Ayrıca Uluslararası Şeffaflık Örgütü’nün yayımladığı yolsuzluk algısı raporlarına dikkat çeken Özersay, “Devlette rüşvet vermeden iş yapmanın neredeyse imkânsız olduğunun ortaya çıktığını” söyledi.

“Devlet arazileriyle ilgili iddialar karşısında tam bir suskunluk var”

Son günlerde devlet arazileri ve bazı üst düzey isimlerle ilgili basına yansıyan ilişkilerin de kaygı verici olduğunu belirten Özersay, özellikle Başbakanlık ve Başbakan Ünal Üstel’e yakın isimlerle ilgili iddialar konusunda herhangi bir açıklama yapılmadığını ve bunun kabul edilemez olduğunu ifade etti.

“Bazı siyasilerin başı yanacak”

Özersay, rüşvet ve sahtekârlık dosyalarının ilerleyen süreçte daha fazla siyasi isme uzanacağını savunarak şöyle konuştu:

“Her taraftan kötü kokular geliyor. Tam bir çürüme ve yozlaşma ile karşı karşıyayız. Yakında bu rüşvet ve sahtekârlıklarla bağlantılı bazı siyasilerin başı yanacak; başka siyasilerin bağlantıları da ortaya çıkacak.”

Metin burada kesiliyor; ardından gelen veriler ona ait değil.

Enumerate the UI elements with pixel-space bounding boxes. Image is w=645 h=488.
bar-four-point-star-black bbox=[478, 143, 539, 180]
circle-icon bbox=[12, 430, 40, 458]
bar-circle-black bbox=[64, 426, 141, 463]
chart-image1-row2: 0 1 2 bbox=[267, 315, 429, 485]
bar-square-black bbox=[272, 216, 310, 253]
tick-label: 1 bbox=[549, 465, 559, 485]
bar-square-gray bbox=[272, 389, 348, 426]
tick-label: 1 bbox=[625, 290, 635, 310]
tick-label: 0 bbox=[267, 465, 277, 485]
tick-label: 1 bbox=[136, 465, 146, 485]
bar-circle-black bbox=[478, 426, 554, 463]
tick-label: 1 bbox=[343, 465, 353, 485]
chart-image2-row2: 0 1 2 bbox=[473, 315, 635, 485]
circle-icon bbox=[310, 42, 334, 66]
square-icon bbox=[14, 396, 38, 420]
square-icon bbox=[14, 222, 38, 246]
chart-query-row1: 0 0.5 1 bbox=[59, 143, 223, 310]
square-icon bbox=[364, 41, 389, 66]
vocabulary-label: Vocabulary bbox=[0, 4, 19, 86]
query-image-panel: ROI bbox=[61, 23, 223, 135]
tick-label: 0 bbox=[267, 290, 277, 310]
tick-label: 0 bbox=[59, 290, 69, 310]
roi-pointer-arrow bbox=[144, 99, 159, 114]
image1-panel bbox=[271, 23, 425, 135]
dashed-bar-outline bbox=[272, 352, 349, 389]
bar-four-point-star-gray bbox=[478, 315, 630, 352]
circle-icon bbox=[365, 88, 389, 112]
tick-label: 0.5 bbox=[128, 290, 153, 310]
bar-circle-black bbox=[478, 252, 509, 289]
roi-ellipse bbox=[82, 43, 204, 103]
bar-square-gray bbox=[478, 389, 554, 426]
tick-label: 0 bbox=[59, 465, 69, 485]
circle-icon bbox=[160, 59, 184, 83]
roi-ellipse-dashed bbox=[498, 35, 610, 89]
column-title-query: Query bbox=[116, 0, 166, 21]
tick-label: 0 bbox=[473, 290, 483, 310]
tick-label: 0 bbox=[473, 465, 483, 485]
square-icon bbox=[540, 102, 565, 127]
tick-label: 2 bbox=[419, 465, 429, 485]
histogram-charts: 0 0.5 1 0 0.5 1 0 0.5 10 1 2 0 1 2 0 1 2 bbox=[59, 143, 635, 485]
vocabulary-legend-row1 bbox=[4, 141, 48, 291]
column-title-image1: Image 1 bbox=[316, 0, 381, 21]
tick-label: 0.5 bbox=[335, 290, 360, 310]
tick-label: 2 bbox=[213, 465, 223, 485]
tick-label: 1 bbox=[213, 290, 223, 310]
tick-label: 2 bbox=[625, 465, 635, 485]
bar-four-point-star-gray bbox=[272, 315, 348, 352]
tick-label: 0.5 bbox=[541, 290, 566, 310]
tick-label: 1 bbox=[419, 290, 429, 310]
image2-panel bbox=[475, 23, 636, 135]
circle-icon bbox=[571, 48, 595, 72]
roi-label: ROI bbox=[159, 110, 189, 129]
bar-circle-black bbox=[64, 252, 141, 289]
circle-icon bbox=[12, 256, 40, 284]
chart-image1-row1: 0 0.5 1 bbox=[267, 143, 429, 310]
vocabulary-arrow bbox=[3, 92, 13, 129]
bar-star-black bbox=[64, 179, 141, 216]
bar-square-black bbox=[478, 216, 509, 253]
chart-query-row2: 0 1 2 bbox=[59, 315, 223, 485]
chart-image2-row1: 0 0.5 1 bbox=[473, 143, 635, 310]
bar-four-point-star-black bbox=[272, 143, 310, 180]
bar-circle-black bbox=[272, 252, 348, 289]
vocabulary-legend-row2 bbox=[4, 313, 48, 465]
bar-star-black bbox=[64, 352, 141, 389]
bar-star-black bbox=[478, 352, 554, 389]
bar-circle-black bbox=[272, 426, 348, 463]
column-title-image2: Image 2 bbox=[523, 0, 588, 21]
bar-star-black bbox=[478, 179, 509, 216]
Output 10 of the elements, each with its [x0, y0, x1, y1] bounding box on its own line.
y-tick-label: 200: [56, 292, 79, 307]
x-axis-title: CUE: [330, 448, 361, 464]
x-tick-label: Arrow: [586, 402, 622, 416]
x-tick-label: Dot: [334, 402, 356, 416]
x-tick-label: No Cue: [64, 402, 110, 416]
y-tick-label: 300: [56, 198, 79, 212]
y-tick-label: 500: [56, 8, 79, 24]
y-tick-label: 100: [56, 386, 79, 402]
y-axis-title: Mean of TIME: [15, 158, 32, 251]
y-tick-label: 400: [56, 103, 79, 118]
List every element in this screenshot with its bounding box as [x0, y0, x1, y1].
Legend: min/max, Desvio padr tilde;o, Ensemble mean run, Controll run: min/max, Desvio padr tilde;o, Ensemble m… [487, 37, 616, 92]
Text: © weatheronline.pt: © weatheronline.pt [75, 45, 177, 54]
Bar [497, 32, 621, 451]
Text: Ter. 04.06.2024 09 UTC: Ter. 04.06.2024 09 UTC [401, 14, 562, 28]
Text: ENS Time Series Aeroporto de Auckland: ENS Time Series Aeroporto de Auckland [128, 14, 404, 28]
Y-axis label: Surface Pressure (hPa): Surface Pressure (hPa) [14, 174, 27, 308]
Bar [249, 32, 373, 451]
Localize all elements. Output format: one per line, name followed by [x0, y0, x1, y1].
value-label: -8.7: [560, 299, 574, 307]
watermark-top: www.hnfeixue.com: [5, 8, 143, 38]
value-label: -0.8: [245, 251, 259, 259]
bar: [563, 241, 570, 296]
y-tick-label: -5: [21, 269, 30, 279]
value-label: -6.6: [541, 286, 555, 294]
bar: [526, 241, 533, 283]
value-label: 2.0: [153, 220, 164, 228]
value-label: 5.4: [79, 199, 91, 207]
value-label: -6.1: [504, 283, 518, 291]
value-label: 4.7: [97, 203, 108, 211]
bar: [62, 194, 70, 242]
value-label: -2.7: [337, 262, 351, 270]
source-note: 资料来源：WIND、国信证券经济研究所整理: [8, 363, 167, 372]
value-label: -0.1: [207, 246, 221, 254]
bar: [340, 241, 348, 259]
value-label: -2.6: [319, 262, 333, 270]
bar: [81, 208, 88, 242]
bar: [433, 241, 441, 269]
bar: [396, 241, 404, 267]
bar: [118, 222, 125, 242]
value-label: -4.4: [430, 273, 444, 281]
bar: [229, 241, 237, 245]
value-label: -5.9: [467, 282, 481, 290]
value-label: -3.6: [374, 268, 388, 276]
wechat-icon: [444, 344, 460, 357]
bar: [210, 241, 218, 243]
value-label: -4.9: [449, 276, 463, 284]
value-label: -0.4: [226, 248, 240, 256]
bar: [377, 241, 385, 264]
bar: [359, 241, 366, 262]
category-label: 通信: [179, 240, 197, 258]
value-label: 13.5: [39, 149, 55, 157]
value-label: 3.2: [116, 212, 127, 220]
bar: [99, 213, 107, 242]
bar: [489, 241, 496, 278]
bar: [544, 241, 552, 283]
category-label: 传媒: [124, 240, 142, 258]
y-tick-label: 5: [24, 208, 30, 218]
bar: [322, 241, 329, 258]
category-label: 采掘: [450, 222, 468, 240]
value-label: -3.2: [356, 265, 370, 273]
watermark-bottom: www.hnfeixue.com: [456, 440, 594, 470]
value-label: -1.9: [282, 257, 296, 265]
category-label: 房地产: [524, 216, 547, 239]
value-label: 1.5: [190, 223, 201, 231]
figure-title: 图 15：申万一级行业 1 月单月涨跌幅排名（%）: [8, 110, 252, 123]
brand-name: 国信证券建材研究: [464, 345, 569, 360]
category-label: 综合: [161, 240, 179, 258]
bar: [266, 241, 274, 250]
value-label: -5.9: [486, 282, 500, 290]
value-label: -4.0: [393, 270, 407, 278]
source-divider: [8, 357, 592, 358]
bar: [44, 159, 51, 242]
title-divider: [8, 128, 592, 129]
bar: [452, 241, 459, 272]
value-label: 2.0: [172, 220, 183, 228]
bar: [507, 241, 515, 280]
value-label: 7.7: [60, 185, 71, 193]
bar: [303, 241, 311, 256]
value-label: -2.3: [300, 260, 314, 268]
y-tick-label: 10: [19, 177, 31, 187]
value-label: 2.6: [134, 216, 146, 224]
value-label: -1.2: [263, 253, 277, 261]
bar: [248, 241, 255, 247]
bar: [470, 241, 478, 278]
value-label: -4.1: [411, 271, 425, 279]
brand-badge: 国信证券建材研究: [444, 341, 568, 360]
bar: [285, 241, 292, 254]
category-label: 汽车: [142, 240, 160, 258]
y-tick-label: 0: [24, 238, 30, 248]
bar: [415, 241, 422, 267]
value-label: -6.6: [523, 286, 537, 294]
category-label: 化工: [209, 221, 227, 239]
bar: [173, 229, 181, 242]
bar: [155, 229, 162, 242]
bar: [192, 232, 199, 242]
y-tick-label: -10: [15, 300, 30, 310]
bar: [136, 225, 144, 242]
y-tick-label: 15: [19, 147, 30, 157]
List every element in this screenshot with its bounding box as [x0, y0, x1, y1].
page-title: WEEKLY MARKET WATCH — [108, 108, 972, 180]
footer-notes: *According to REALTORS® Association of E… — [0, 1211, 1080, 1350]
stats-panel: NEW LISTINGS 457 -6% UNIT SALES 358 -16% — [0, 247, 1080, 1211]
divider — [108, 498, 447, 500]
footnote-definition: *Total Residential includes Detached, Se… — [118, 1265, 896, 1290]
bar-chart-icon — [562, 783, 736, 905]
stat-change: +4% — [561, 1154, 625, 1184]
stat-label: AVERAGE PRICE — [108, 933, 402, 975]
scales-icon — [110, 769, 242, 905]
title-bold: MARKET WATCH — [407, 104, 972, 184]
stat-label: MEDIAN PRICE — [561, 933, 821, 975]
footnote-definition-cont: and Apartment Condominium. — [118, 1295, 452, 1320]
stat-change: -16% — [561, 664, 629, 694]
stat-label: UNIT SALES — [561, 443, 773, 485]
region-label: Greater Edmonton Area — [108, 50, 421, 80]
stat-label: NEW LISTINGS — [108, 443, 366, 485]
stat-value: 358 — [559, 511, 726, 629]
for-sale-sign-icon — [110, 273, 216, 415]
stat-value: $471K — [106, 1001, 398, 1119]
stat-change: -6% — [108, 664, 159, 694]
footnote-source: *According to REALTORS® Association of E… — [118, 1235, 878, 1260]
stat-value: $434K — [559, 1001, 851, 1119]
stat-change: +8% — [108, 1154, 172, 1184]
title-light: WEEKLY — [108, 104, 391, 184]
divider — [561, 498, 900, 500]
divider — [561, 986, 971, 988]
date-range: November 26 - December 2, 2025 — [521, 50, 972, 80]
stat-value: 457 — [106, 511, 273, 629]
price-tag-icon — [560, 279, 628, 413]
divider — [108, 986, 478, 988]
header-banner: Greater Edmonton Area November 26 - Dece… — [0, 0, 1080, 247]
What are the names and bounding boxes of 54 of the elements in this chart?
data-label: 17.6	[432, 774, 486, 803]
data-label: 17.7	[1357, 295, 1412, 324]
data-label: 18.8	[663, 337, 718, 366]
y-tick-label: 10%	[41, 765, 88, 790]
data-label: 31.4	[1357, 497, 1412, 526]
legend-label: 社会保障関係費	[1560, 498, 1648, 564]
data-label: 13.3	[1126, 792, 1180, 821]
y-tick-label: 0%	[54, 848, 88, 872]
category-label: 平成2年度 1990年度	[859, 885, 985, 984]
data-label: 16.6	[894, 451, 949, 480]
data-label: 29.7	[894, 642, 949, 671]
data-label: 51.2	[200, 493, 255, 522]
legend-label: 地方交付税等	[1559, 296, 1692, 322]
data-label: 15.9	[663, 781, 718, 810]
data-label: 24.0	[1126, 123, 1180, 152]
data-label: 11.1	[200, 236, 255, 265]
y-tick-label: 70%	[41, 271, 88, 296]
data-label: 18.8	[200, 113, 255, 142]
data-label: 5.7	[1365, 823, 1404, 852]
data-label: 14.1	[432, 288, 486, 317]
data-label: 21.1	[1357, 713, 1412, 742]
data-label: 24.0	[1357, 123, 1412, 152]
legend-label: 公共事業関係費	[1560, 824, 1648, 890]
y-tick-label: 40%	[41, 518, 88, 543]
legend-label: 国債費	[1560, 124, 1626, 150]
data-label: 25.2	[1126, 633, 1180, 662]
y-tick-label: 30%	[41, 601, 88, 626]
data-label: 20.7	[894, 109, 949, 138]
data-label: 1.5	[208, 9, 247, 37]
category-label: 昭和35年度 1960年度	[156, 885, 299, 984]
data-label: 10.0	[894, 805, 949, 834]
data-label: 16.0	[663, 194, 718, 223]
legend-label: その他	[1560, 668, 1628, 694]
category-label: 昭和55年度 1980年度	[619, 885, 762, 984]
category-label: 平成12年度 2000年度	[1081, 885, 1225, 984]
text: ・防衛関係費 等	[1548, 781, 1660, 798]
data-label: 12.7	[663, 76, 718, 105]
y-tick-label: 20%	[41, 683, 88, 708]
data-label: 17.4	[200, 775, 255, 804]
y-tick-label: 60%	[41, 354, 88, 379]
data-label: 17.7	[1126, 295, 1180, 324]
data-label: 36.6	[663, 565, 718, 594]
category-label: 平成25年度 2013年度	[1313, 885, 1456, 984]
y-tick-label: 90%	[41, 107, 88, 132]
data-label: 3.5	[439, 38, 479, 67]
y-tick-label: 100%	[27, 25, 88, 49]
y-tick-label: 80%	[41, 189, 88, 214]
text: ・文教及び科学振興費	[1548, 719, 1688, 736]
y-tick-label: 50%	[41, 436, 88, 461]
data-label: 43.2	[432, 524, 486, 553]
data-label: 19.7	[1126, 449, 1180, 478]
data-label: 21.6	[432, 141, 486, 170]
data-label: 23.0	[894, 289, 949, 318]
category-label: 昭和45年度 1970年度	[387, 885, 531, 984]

“Çözüm temiz siyasetten geçer”

Özersay, ülkenin bu durumdan çıkış yolunun temiz siyaset, denetim, hukukun üstünlüğü ve toplumsal yararın kişisel menfaatlerin önüne konmasından geçtiğini vurguladı:

“Sonuç alıncaya kadar herkes sesini çıkarmalı, susmamalı. Bu saatten sonra havlu atmak yok.”